Al desconocido le gusta que le cuente historias. Una noche, tendido en el sofá con la cabeza en mi regazo, me dice:
—Háblame de la primera vez que viste Venecia.
—Ya conoces la historia —rezongo.
—No conozco toda la historia. Cuéntamelo todo. Estabas con un hombre, ¿no es cierto? —se sienta y me mira.
—No estaba con un hombre y, si lo estaba, ¿qué problema hay? —lo hostigo un poco.
Pero él habla en serio, con suavidad.
—Por favor, solo cuéntame la historia.
—De acuerdo, pero cierra los ojos y escucha de verdad, porque es una historia preciosa. Procura no quedarte dormido —le digo—. Ya sabes que estaba en Roma y que no quería irme de Roma para venir a Venecia, pero me habían encargado escribir sobre Venecia y por eso tenía que venir. ¿Te acuerdas de todo esto? —le pregunto, para situar el acontecimiento, como una buena
racounteuse
.
—Sí y recuerdo que llegaste en tren y que desembarcaste en San Zaccaria para poder oír a la Marangona.

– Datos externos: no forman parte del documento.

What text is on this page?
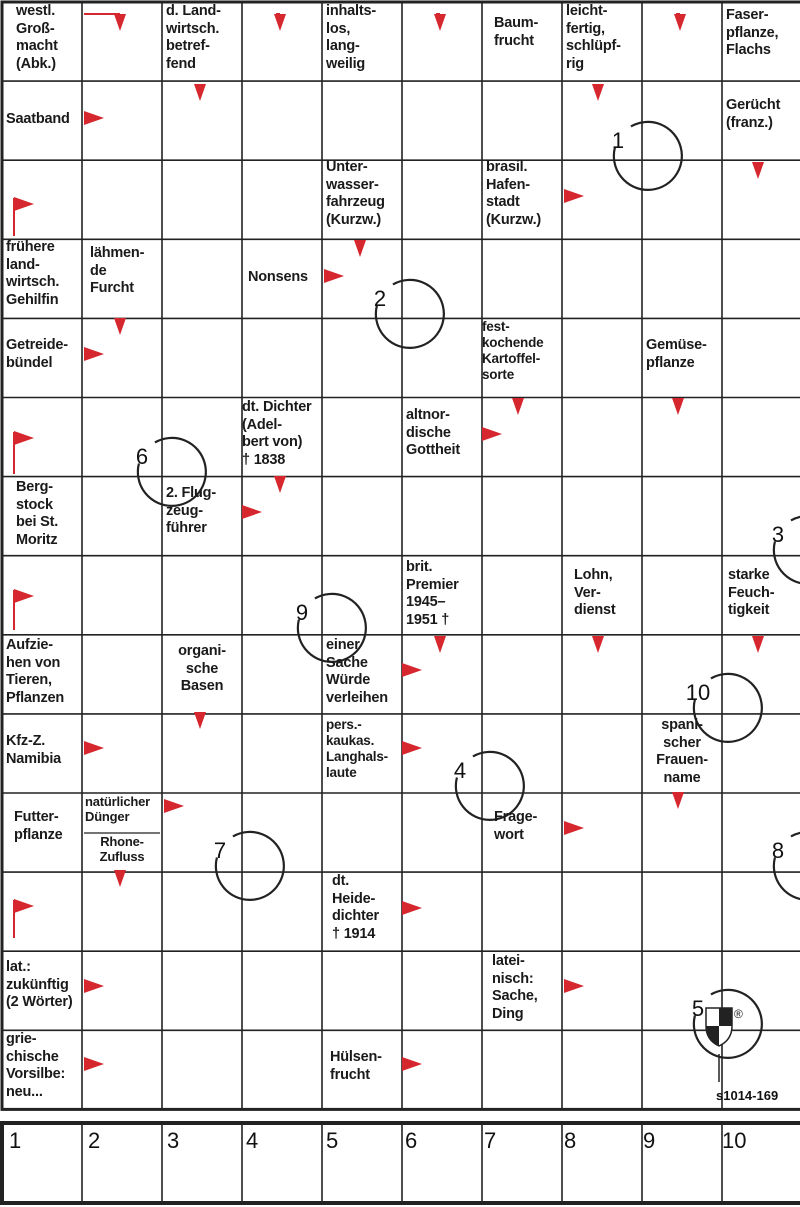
1
2
3
4
5
6
7	8
9
10
®
westl.
Groß-
macht
(Abk.)
d. Land-
wirtsch.
betref-
fend
inhalts-
los,
lang-
weilig
Baum-
frucht
leicht-
fertig,
schlüpf-
rig
Faser-
pflanze,
Flachs
Saatband
Gerücht
(franz.)
Unter-
wasser-
fahrzeug
(Kurzw.)
brasil.
Hafen-
stadt
(Kurzw.)
frühere
land-
wirtsch.
Gehilfin
lähmen-
de
Furcht
Nonsens
Getreide-
bündel
fest-
kochende
Kartoffel-
sorte
Gemüse-
pflanze
dt. Dichter
(Adel-
bert von)
† 1838
altnor-
dische
Gottheit
Berg-
stock
bei St.
Moritz
2. Flug-
zeug-
führer
brit.
Premier
1945–
1951 †
Lohn,
Ver-
dienst
starke
Feuch-
tigkeit
Aufzie-
hen von
Tieren,
Pflanzen
organi-
sche
Basen
einer
Sache
Würde
verleihen
Kfz-Z.
Namibia
pers.-
kaukas.
Langhals-
laute
spani-
scher
Frauen-
name
Futter-
pflanze
natürlicher
Dünger
Rhone-
Zufluss
Frage-
wort
dt.
Heide-
dichter
† 1914
lat.:
zukünftig
(2 Wörter)
latei-
nisch:
Sache,
Ding
grie-
chische
Vorsilbe:
neu...
Hülsen-
frucht
s1014-169
1	2	3	4	5	6	7	8	9	10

—Que no llegó a sonar —lo interrumpo.
—Que no llegó a sonar, pero ¿por qué no caminaste por la Piazza entonces? ¿Cómo pudiste estar allí, a la entrada, y darte la vuelta?
Formula su pregunta y se vuelve a sentar para poder descifrar mi rostro. Enciende un cigarrillo con la llama de la vela, atraviesa el salón y abre las puertas que dan a la terracita. Sale al exterior, se apoya en la barandilla, mirando hacia mí, y espera.
—No lo sé, Fernando. No estaba preparada. No estaba lista para lo que me hacía sentir Venecia desde el momento mismo en que salí por las puertas de la estación de tren. Era como si Venecia fuera más que un lugar, como si fuera una persona, alguien conocido, pero al que no conocía en absoluto, alguien que me pilló desprevenida. Yo ya estaba bastante harta: había estado en muchos sitios y había visto tantas cosas que, simplemente, no estaba preparada para tantas emociones súbitas en aquel momento.